2017 Winter School on Optimization and Operations Research

Prof. Michael Ferris Prof. Andrea Lodi

Optimization and Equilibrium in Applications

On Mixed-Integer Programming and its connection with Data Science

Michael C. Ferris

Andrea Lodi

Slides lecture 1Slides lecture 1
Slides lecture 2Slides lectures 2 and 3
Slides lecture 3
Slides lecture 4Slides lecture 4
Slides lecture 5Slides lecture 5

We consider models built up from a collection of optimizations within an interacting physical, economic or virtual system. We show how optimization and equilibrium concepts can be deployed and resulting models solved within an extended mathematical programming framework. Examples are drawn from sustainable land use modeling, power system design and economic operation, discrete Nash equilibria and risk analysis. The interplay between stochasticity, complementarity and hierarchical optimization will be highlighted.

We look at models of competition and risk within the context of power system markets. We demonstrate when social optima exist, what properties on risk measures and contracts are needed, and how to solve these problems in large scale practical settings. We look at specific structures that give rise to significant enhancements in computational performance. We position these models within a general setting of Nash Games that include linking equilibrium constraints and situtations where players solve multi-period stochastic programs.

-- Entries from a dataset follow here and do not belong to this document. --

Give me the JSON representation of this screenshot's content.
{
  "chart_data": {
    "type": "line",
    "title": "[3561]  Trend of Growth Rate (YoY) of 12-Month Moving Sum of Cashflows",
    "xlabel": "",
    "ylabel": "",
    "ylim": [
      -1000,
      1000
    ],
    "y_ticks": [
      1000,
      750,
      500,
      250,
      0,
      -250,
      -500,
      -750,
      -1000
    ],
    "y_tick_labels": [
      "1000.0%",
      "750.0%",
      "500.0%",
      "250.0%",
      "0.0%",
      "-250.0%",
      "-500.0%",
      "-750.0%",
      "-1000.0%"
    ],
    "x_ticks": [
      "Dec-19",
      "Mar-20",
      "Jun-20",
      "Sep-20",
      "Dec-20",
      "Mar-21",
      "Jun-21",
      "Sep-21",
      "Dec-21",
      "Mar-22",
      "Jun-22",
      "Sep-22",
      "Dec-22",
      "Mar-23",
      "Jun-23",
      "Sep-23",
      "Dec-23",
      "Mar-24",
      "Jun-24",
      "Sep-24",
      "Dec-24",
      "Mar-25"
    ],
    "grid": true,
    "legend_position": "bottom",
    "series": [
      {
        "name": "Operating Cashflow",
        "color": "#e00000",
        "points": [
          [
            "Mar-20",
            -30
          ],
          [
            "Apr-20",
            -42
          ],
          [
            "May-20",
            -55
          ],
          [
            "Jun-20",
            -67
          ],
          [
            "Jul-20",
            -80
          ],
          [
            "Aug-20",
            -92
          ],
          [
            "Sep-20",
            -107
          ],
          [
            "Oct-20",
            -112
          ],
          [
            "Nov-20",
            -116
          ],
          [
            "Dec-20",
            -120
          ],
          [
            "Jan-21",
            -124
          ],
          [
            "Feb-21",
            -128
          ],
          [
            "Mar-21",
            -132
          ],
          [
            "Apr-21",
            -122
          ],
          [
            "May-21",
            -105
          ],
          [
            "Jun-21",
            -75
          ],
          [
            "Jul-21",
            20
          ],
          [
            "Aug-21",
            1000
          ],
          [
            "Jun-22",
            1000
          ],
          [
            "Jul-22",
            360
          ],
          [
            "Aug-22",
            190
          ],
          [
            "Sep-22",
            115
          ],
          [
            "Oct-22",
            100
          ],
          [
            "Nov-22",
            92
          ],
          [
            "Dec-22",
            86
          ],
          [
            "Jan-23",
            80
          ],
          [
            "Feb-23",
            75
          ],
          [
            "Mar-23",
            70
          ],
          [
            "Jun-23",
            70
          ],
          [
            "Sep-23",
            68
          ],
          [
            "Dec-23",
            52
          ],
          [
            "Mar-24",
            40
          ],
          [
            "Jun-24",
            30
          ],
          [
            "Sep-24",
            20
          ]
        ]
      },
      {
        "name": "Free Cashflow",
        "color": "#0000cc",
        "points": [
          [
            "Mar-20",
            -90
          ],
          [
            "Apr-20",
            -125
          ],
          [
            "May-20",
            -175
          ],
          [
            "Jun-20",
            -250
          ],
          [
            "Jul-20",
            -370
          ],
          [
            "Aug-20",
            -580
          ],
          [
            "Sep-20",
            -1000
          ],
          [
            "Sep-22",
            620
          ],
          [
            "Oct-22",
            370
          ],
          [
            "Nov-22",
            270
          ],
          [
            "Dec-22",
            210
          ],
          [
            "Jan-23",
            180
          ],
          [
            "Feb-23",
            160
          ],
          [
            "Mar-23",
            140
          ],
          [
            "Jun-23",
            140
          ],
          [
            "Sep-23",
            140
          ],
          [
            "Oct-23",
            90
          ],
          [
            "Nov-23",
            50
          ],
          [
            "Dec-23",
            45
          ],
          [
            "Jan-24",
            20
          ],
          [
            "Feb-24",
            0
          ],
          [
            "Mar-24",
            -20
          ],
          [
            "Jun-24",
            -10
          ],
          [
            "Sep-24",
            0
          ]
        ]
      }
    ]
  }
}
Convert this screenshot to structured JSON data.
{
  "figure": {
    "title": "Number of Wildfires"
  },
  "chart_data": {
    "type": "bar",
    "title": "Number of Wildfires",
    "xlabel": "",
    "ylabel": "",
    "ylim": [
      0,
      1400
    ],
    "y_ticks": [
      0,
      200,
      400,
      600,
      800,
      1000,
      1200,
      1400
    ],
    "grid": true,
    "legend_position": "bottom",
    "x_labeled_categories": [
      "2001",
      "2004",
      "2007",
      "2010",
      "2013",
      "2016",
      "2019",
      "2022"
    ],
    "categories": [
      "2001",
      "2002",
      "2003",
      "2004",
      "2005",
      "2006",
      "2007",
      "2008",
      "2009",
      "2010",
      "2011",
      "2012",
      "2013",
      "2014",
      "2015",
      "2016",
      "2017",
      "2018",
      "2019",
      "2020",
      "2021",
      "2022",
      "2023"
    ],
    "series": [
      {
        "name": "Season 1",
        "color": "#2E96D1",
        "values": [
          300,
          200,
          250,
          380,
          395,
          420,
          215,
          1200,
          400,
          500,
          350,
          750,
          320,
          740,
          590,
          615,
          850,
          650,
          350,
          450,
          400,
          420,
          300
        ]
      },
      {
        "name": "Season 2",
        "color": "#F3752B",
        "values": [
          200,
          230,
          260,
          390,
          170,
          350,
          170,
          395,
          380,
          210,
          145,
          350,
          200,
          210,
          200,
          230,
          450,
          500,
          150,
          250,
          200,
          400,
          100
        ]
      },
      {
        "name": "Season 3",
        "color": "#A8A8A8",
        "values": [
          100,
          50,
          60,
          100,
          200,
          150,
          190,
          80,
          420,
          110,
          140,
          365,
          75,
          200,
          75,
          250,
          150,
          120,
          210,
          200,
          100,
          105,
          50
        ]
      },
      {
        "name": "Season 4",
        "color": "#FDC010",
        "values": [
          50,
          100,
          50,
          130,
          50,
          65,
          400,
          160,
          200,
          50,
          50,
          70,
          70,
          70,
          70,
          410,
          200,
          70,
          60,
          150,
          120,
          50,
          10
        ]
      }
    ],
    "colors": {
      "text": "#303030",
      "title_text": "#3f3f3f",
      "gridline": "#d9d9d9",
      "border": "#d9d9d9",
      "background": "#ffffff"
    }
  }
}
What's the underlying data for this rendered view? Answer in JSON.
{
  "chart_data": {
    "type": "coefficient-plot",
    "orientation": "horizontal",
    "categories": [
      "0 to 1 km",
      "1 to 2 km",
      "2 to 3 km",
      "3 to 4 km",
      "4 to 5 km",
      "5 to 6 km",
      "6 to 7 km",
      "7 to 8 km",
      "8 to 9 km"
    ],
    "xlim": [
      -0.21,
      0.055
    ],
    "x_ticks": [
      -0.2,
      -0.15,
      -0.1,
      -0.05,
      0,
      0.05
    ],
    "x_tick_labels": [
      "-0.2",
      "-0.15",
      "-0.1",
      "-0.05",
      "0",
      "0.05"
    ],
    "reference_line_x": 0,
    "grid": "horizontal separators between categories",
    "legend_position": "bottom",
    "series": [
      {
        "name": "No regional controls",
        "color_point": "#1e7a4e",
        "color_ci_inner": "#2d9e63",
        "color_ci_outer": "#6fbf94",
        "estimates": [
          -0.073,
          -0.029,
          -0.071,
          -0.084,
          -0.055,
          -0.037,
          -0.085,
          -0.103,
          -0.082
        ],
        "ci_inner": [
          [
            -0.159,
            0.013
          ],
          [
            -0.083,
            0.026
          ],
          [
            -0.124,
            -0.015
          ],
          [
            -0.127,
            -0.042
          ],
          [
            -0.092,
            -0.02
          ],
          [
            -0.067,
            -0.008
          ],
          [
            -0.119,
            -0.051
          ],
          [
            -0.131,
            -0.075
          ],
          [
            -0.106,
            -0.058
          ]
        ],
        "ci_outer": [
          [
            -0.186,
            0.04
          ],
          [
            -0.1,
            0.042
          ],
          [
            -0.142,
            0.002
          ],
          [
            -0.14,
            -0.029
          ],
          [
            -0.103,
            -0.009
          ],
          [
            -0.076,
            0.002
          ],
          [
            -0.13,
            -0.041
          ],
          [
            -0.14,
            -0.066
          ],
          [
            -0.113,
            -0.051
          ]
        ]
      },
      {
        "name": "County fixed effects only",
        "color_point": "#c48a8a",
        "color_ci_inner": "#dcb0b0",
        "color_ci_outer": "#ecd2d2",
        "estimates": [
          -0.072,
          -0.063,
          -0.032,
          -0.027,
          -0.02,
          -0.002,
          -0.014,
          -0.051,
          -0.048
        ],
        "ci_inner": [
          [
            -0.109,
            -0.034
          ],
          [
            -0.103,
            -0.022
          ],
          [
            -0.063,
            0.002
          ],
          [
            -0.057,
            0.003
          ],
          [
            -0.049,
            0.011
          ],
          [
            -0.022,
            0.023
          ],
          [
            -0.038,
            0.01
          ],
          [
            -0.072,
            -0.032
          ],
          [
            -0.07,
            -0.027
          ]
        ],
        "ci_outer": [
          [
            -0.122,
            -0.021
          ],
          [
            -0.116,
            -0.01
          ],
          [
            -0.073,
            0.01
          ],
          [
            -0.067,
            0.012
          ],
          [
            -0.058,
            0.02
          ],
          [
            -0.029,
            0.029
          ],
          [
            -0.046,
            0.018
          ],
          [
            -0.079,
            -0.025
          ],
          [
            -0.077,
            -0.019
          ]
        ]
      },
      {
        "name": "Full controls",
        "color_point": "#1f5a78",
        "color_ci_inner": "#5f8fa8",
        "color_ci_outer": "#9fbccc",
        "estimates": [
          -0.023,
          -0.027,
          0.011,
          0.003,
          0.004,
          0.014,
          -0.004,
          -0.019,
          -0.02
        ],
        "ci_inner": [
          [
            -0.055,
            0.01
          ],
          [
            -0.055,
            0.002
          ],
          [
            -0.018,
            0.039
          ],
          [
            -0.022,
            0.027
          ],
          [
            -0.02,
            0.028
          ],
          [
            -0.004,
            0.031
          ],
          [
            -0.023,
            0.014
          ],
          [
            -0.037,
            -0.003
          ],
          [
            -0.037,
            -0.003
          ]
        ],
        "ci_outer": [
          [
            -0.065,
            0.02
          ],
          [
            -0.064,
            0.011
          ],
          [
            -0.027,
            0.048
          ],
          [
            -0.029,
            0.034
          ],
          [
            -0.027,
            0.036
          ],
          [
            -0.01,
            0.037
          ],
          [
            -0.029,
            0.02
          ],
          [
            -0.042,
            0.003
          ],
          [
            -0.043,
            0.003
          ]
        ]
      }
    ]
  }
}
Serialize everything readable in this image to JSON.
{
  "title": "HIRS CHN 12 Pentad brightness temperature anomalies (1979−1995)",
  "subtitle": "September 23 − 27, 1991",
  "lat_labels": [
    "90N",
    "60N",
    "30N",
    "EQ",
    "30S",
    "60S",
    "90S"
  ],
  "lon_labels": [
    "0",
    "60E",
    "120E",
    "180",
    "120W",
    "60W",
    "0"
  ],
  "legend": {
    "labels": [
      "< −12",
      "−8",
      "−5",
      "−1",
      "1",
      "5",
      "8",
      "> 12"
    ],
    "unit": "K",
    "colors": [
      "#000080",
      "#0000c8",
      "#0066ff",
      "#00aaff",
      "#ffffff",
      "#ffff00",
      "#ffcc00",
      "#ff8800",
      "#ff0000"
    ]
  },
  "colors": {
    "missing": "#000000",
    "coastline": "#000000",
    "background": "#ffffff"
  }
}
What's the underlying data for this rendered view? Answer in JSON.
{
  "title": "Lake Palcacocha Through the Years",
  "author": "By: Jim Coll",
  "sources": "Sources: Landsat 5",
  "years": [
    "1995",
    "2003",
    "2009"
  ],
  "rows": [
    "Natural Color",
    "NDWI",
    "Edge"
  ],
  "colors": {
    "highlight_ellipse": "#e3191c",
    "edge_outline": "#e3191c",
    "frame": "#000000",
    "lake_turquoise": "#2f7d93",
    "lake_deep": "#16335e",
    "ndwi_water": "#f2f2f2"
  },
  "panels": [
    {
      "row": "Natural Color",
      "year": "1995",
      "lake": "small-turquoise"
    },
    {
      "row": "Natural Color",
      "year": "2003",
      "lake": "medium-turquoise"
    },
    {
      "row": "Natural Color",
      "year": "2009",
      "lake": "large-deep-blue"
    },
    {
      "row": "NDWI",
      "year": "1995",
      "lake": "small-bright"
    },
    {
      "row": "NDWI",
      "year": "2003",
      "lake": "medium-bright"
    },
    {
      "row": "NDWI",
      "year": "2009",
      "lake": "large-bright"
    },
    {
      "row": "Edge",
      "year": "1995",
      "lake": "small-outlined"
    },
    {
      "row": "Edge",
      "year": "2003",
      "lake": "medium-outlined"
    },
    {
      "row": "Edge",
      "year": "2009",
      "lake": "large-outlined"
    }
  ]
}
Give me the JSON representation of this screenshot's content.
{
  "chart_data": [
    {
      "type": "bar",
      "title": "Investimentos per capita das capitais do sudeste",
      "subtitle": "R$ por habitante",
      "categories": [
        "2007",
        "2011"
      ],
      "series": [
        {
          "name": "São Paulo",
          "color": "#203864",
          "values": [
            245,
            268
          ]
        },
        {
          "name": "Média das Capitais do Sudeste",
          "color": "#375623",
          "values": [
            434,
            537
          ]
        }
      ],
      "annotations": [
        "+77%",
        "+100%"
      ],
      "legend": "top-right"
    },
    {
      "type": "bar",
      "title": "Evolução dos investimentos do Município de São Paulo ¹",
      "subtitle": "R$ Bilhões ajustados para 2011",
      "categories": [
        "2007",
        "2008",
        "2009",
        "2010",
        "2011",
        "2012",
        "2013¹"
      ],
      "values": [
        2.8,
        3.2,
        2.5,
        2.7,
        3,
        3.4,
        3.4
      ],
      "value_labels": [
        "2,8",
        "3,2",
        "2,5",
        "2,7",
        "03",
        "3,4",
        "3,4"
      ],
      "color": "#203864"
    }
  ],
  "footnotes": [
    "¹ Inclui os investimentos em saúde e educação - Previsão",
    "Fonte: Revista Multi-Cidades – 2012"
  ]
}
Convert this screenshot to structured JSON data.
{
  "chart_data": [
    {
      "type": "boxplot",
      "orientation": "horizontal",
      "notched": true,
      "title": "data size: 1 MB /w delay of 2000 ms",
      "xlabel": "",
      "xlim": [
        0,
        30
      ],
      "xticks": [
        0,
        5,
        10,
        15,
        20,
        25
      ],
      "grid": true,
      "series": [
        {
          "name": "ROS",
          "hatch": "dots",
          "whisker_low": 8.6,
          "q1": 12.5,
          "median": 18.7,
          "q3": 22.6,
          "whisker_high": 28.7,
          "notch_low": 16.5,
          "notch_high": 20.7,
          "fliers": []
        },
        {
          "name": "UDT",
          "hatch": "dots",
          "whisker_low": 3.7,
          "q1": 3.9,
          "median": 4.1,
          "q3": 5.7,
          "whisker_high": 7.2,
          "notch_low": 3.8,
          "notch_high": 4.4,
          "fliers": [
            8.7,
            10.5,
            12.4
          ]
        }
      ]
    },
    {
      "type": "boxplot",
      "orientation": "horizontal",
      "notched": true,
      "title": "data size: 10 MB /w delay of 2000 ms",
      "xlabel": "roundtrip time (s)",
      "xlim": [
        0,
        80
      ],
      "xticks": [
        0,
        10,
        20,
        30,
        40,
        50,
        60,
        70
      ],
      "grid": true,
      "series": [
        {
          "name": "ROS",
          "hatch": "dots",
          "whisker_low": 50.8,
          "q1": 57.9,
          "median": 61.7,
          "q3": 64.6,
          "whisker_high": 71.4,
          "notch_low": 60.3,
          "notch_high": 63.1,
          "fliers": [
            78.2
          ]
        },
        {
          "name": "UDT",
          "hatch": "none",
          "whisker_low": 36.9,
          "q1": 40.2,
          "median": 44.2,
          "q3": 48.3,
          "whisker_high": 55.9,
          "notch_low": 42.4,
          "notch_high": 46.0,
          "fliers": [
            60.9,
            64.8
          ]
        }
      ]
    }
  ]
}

Specific topics to be covered include:

  1. Extended Mathematical Programming, including Quadratic Support Functions
  2. Integrated Modeling with Optimization Problems
  3. Optimization and Equilibrium in Energy Economics
  4. Algorithms for Large Scale Problems involving Complementarity
  5. Environmental Applications

We consider optimization problems in which some of the decisions have to be taken within a discrete set. Depending on the modeling paradigm, this gives rise to either Mixed-Integer Linear or Mixed-Integer Nonlinear Programming problems, both defining a rich variety models whose impact in real-world applications is ubiquitous. In many relevant cases, those applications are solved by general-purpose solvers, which, especially in the linear case, have reached a very mature state, being routinely applied with relatively little tuning. However, these solvers are complex pieces of software and their development and improvement is far from being steady.

In this short course, we will describe the main characteristics and the basic components of Mixed-Integer Linear Programming solvers, we will discuss the reasons of their success, the challenges and show the direction they are following to be able to take into account the nonlinear setting, too. Finally, we will discuss that Mixed-Integer Programming can have in Data Science, the discipline integrating learning and optimization to take intelligent decisions by exploiting massive quantities of data.